According to Rule G-23, a dealer that has a municipal advisory relationship with an issuer is prohibited from acquiring any portion of an issue from that client either directly or indirectly. A dealer has a municipal or financial advisory relationship with an issuer when the firm enters into an agreement with the issuer to provide financial advisory services with respect to the issuance of municipal securities, according to the rule. The relationship includes advice with respect to structure, timing, and terms of the bond issue.

FINRA, which also censured the firm, found that Dougherty's violations occurred between Nov. 27, 2011 and Jan. 3, 2014. The firm's advisory agreements did not contain limitations on the time they would be in effect or the specific issuances they would cover. Instead, they listed Dougherty's financial advisory obligations as encompassing all "projects that require the issuance of obligations," FINRA said.

Dougherty's responsibilities included recommending the type or types of bonds to be utilized, assisting in determining the amount of financing required and recommending financing or refinancing programs to fit the issuers' resources and requirements. The terms of the agreements said the firm would receive a fee for each bond issue on which it provided advisory services, according to FINRA.

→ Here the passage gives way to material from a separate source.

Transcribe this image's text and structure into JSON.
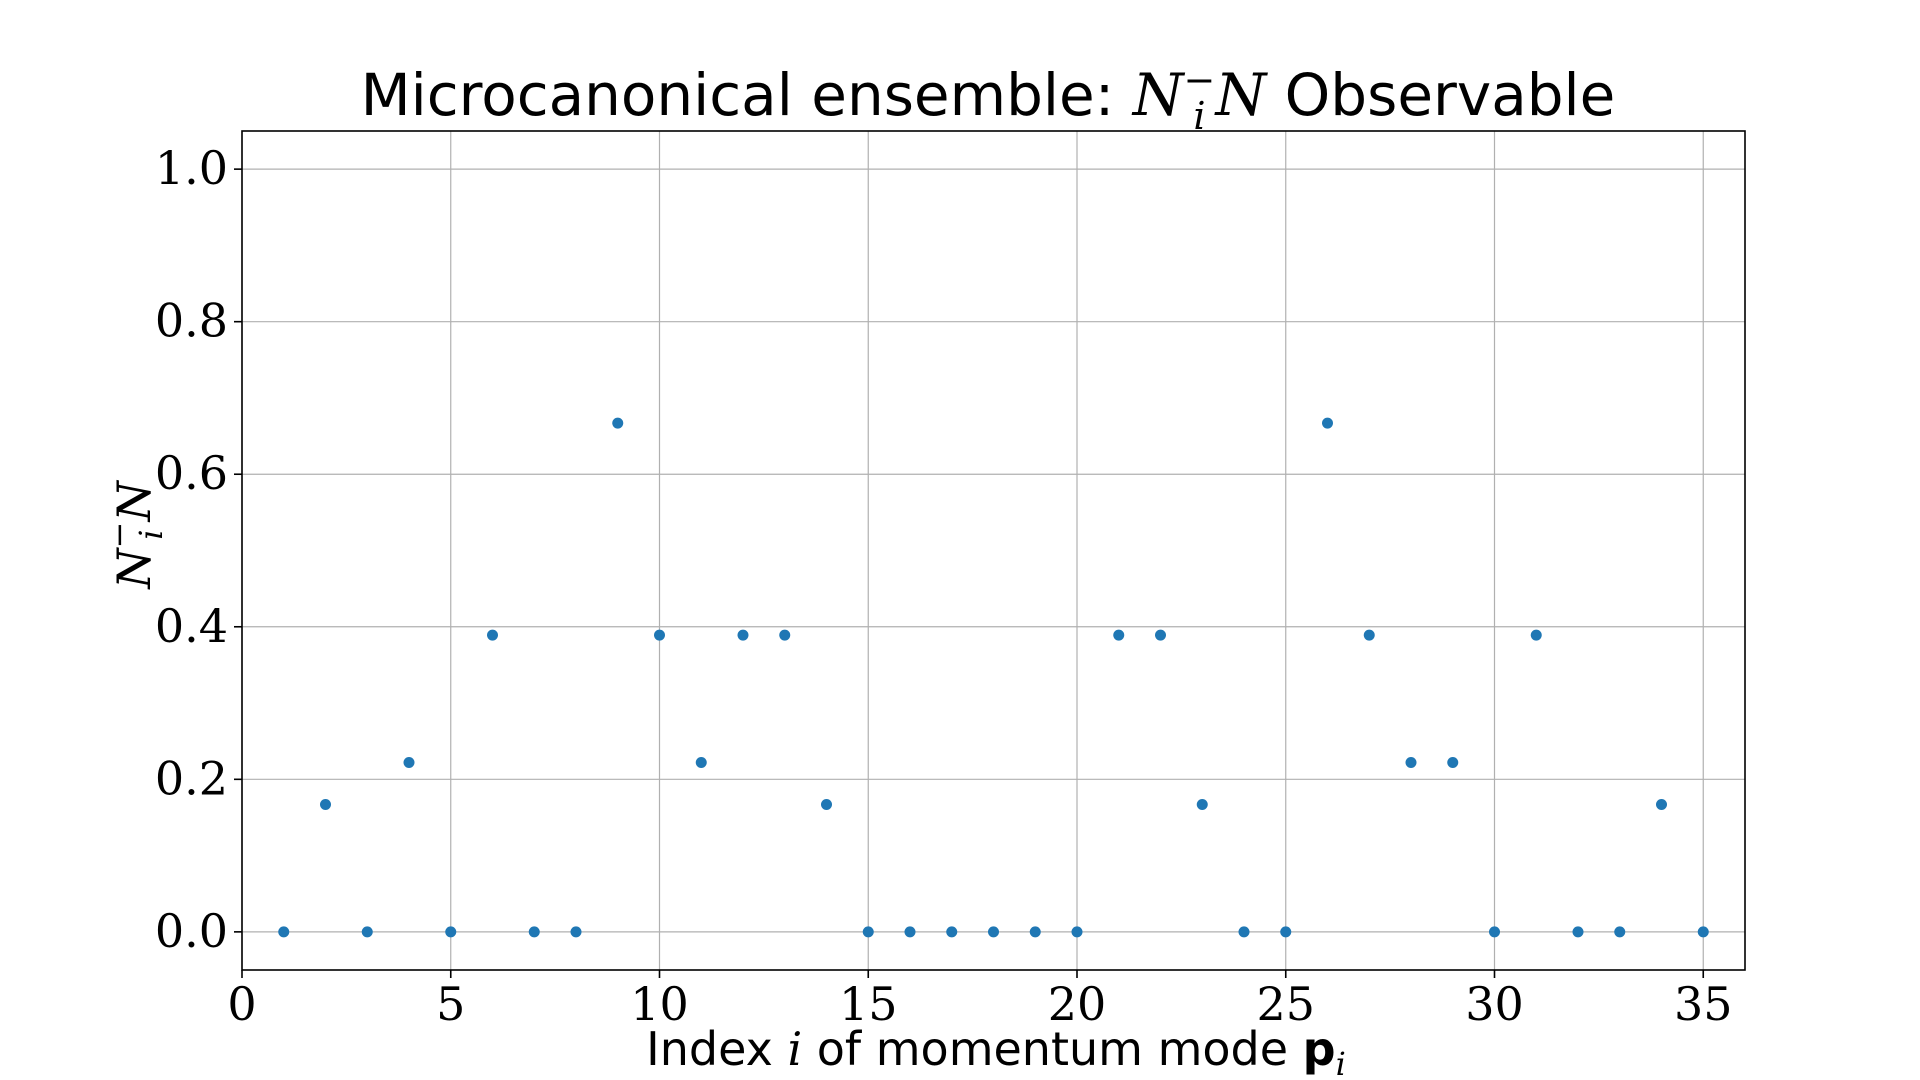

The self-regulator found that the firm was only compensated as an underwriter for the issuances it carried out with the 54 issuers during the review period.

The Securities and Exchange Commission recently brought a somewhat similar, first-of-its-kind fiduciary duty case against Central States Capital Markets, a Kansas-based municipal advisory firm, and three of the firm's employees. The commission found that the firm and its employees breached their fiduciary duty to their client after serving as financial advisor for the unidentified issuer in a muni transaction and selecting a broker-dealer where the employees also worked, to underwrite the bonds.

The SEC found the firm and individuals violated Rule G-23 as well as MSRB Rule G-17 on fair dealing.